When a partially disabled worker receives workers’ compensation benefits, the Worker’s Compensation Board requires him or her to prove he or she has stayed “attached to the labor market.” If he or she is not working, the employee must make an effort to find work that matches his or her education, training, experience, and physical limitations, or show other ways that they are pursuing a profession. Some ways a worker can prove his or her attachment to the labor market include:

  • Attending schools for a new degree
  • Attending training programs
  • Applying to several jobs a week and keeping a record of the interview processes

A lawyer can tell his or her client when to should begin searching for a job, but it is almost always a necessary part of maintaining a workers’ compensation claim.

Light Work: An Alternative Arrangement with a Current Employer

Aside from receiving workers’ compensation benefits while searching for a new job, there are other ways an injured employee can get back on his or her feet. Employers may offer “light work,” or tasks that are not as physically taxing, as a substitute for the work that caused the injury. This might be an entirely different job at the company, or work modified to protect the employee’s health and safety.

An employer would have to make this option available, and a physician would have to approve it. However, light work is an excellent way for an employee to stay at a company while collecting benefits.

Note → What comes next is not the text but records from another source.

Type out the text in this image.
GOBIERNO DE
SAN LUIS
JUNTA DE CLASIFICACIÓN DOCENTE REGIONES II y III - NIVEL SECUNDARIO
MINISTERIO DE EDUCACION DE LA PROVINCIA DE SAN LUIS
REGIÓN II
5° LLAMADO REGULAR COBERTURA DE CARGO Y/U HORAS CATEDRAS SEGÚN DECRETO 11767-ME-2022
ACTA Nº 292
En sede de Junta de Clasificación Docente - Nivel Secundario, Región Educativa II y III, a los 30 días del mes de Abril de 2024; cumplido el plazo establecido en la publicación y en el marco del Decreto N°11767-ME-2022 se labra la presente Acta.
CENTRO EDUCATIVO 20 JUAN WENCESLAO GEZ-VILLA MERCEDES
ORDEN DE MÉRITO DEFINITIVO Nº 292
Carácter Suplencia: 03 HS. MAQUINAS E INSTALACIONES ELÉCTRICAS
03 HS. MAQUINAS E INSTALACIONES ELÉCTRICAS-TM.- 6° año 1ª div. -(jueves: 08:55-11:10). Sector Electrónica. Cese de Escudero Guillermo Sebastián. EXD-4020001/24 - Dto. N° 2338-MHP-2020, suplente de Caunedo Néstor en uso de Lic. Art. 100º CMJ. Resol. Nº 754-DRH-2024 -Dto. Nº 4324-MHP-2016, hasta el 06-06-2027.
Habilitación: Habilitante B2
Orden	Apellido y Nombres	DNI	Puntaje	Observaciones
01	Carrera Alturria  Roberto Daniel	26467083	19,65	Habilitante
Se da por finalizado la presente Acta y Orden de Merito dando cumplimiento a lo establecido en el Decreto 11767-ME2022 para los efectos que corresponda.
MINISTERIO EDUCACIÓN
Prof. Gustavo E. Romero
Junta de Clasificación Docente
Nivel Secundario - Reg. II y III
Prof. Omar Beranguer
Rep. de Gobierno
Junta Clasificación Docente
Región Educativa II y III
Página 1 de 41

Though it may seem like a contradiction to search for work while collecting benefits designed to help people recover from injuries that make them unable to work, being attached to the labor market is how recovering workers maintain their workers’ compensation claims. If an employee is still working, so long as he or she experiences an injury at work, he or she should feel empowered to file a claim. In many cases, the employee will leave his or her job and search for another.